In the aftermath of Australia’s worst ever massacre, the Liberal and National parties stared down their own supporters with Mr Howard even addressing an angry rally in the Victorian Gippsland town of Sale, wearing a bullet-proof vest.

In the face of a potential political backlash, the Howard Government prevailed with lasting gun control that had politically eluded State Labor governments in NSW and Victoria, following a spate of mass shootings in Sydney and Melbourne during the late 1980s.

In the United States, President Lyndon Johnson outlawed racial discrimination by signing the Civil Rights Act of 1964, remarking: “Well, I think we may have lost the south for your lifetime — and mine.”

For decades after the Civil War, the American Democrats had almost always carried every former slave state in the deep south.

They were part of the old Confederacy that had bitterly fought to keep black people in chains.

JFK, who narrowly won in 1960 with LBJ from Texas as his running mate, was so fearful of losing voters attached to racial segregation he did little on civil rights.

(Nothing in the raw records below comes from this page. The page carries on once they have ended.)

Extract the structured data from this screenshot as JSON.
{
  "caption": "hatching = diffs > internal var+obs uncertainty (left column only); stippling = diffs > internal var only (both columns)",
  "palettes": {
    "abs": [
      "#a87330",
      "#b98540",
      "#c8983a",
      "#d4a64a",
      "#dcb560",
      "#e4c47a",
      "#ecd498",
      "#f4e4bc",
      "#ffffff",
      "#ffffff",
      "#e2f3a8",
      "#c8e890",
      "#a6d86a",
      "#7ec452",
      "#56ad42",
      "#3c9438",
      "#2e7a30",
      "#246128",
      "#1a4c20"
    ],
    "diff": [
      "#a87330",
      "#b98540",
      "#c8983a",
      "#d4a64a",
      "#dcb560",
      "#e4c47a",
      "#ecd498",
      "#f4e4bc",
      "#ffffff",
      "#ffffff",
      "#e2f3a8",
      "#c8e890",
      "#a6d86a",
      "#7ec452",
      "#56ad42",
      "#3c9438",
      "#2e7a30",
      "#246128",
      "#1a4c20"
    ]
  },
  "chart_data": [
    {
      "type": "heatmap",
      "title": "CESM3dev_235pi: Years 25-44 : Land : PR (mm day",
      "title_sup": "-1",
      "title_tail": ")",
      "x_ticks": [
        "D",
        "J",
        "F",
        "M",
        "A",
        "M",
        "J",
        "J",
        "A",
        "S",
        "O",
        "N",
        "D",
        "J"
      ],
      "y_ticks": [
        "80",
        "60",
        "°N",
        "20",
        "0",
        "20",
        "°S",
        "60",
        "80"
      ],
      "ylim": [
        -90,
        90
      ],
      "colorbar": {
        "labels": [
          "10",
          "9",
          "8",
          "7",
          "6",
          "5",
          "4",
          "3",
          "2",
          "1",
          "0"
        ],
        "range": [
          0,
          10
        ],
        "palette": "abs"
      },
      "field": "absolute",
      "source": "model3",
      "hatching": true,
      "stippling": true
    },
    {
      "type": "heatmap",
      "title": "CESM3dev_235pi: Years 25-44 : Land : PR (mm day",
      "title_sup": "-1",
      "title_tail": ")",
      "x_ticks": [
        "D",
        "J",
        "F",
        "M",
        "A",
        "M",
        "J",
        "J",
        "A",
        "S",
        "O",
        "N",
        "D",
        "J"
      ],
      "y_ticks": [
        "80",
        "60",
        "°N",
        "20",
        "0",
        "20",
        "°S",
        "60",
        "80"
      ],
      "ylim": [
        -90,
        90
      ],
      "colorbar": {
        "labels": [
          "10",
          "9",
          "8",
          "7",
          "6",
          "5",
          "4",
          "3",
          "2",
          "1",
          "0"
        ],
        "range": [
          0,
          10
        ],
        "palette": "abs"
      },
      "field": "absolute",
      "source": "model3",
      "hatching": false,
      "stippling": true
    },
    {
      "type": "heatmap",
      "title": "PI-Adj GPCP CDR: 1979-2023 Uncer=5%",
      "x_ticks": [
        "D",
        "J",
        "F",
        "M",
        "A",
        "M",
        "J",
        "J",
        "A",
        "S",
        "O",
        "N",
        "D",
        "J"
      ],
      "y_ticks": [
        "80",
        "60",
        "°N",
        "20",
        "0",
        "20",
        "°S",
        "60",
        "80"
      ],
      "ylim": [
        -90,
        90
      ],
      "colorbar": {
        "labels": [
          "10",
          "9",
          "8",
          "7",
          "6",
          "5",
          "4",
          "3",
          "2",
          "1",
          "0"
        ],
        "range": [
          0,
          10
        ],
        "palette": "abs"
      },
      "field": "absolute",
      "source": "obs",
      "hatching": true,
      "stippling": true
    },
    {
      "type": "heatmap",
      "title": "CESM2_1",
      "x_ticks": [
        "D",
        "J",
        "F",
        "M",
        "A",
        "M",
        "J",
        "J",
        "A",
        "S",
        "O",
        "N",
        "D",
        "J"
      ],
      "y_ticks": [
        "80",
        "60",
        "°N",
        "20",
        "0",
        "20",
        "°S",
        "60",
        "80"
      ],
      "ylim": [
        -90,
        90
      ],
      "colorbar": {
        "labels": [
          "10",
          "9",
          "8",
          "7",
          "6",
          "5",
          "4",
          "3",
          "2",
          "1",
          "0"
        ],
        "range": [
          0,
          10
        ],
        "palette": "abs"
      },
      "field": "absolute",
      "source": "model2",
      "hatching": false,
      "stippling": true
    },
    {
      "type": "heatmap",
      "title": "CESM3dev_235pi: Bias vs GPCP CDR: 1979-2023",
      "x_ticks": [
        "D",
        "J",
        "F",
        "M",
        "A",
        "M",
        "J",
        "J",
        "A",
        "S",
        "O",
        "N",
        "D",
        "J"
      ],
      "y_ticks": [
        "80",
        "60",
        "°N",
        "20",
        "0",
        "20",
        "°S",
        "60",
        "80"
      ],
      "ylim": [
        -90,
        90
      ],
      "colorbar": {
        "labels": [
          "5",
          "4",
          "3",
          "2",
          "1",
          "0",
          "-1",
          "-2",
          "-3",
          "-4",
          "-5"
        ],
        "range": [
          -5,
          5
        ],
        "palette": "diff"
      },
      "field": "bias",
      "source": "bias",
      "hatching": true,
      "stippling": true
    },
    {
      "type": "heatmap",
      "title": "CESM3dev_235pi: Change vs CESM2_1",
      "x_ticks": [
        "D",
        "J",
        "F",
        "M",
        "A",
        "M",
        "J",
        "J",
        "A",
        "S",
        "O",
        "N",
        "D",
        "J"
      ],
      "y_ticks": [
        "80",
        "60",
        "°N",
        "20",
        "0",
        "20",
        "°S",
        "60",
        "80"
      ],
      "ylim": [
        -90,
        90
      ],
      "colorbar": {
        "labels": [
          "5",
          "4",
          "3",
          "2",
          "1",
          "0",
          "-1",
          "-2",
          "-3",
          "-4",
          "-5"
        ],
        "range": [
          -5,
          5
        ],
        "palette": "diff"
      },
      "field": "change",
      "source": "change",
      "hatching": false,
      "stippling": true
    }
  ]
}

Two months before John F Kennedy’s assassination, four girls were killed when a splinter group of the white supremacist Ku Klux Klan bombed a black church at Birmingham, Alabama in September 1963.

Instead of appeasing violent extremists who took out their racial hatred on the 16th Street Baptist Church, LBJ put in place the most comprehensive civil rights laws less than a year later in July 1964.

He went on to win the 1964 November presidential election in a landslide with 61 per cent of the popular vote, the American people awarding him for his conviction.

This wasn’t without political cost, however, with losing Republican candidate Barry Goldwater carrying Louisiana, Mississippi, Alabama, Georgia and South Carolina — states that were long Democrat heartland. LBJ sparked a new political realignment.

Lyndon B. Johnson was sworn in after Kennedy’s 1963 assassination.
Lyndon B. Johnson was sworn in after Kennedy’s 1963 assassination. Credit: CECIL STOUGHTON/AP

Albanese, whose Government three months ago recognised a Palestinian state run by terror group Hamas in Gaza, faces far less risk in confronting Muslim voters in south-west Sydney who don’t believe Israel has a right to exist.

Previously, under former leader Bill Shorten, Labor was prepared to confront its own Muslim supporters over gay marriage - in 2017 supporting the yes case in the postal vote survey despite its own electorates in south-west Sydney, like Watson and Blaxland, recording the highest no vote.

In 2025, the Jewish community is understandably distrustful of Mr Albanese, who lets domestic politics shape foreign policy.

NSW Labor Premier Chris Minns has really shown up the Prime Minister by today calling out inaction since the October 2023 terrorist attacks in Israel, as he sought to stop inflammatory protests designed to further intimidate the Jewish community.

“After two years, after the marches, after the division, after the huge police resources that have gone into it, the verdict is in,” Mr Minns said. “This will divide our community.”

The Premier of Australia’s most populated State also called out Labor’s outgoing national president Wayne Swan for having a go a Jewish people who booed the PM in Bondi at Sunday’s vigil.

“He shouldn’t have said it. I don’t know why he said it. This is the thing about roping everybody into the actions of one or two or 10 or however many people. It’s not fair.”

Sadly, it appears the Albanese Government isn’t prepared to confront its own Muslim and hard-left supporters over Israel, even in the wake of 15 innocent people being killed at the Bondi massacre on the first day of Hanukkah.

He offered an apology but no concrete action beyond a review of national security agencies. Nothing definite about banning Islamist groups like Hizb ut-Tahrir that stir up hatred. Just a vague promise.

“I’m sorry for what the Jewish community and our nation as a whole has experienced,” Mr Albanese said.

Perhaps it’s the fact Australia was home to just 116,967 Jews at the last Census in 2021, making up 0.46 per cent of the population compared with 813,392 Muslims making up 3.2 per cent of Australia.

Politics is about who has the numbers. Moral authority is more important to address the hatred.